Consider, for example, the XOR problem and the “donut problem”.

In fact, these are artificially created data sets, but they illustrate the important idea that your data may not be linearly shared. They also show that you can make data linearly separable by reformulating the definition of attributes. This is a real art, and it requires creativity and, of course, lots of your efforts.

Moreover, the only thing that really gives you experience is practice. At the same time, when you observe how we take derivatives, we can consider it to be a sort of practice. You must start from scratch and try to derive equations for modifying the weighting coefficients yourself. Now, this is practice. You will not succeed no matter how many hours you have spent watching the work of others. Success will come only when you work independently.

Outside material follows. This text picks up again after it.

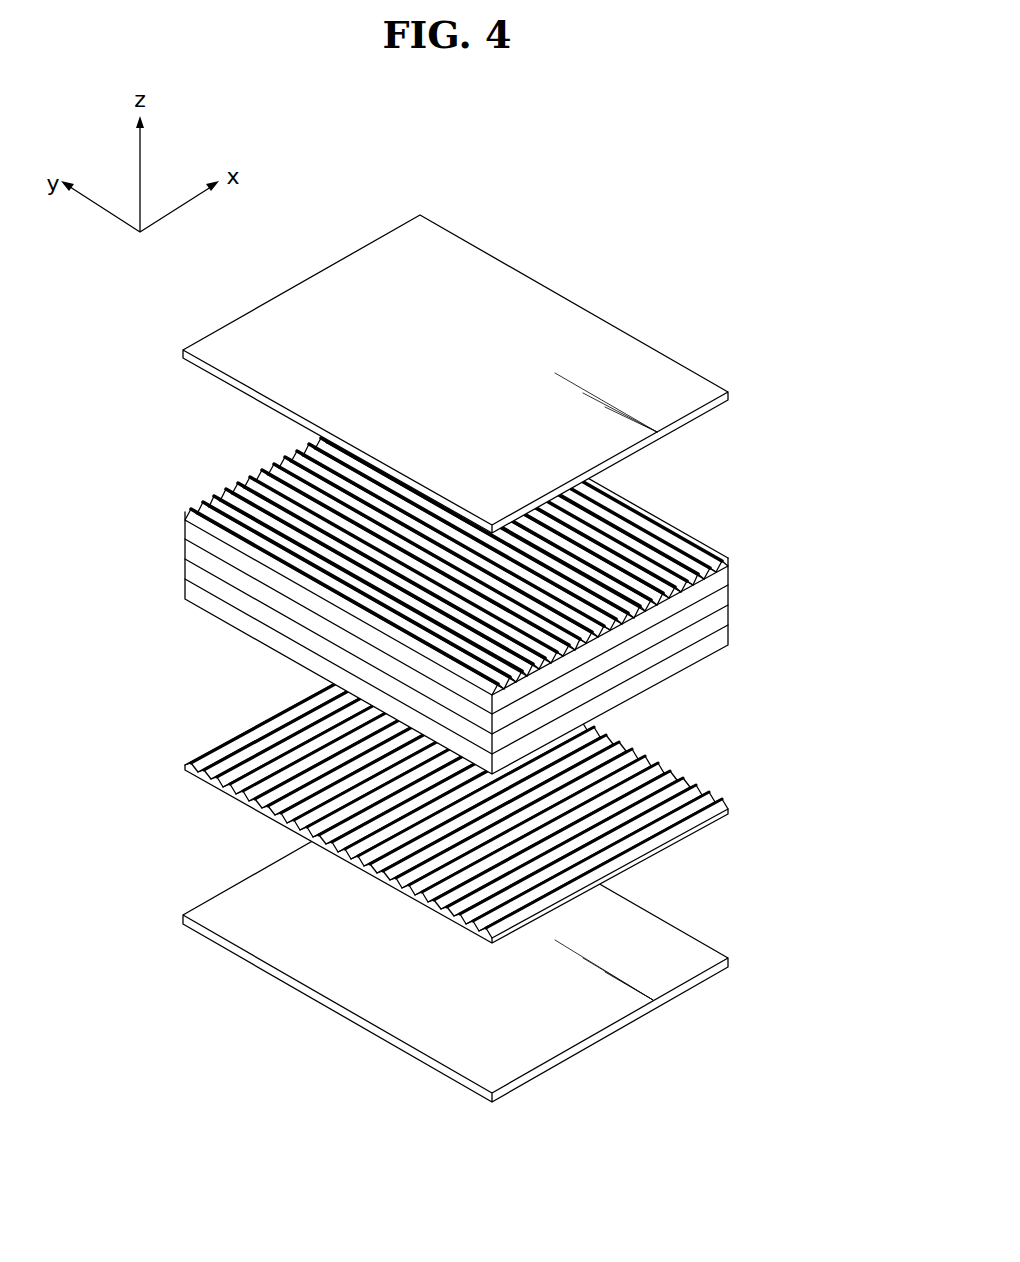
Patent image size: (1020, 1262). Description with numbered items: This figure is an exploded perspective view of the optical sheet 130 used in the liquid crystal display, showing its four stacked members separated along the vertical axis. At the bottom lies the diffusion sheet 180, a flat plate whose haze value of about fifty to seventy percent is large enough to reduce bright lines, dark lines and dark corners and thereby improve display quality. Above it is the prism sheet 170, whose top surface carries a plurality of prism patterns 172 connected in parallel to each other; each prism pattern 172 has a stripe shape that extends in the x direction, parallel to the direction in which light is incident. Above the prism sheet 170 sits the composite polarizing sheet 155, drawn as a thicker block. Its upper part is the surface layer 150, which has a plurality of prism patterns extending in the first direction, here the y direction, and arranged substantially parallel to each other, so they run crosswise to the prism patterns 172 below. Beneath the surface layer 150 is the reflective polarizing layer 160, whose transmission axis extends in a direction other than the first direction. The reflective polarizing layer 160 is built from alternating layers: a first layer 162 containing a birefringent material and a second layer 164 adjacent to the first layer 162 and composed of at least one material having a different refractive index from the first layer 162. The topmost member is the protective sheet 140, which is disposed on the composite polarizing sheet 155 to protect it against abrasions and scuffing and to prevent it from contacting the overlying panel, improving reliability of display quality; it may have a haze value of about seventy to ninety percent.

So, here is a list of things that, in our opinion, you should be able to do yourself after the end of reading this heading. You need to know why we take the logarithm of the likelihood function and how to calculate it for your data set. You need to understand why we use the gradient descent instead of directly calculating weighting coefficients, although we strongly recommend you to try to do this so that you can see where you get stuck. You should be able to find the derivative of the cost function regarding the weighting coefficients. You need to understand how and why they use Matrix operations in the Numpy library. You must be able to write logistic regression using regularization from scratch, and also be able to apply it to practical tasks such as analysis of relationships, medical images or anything else of your choice.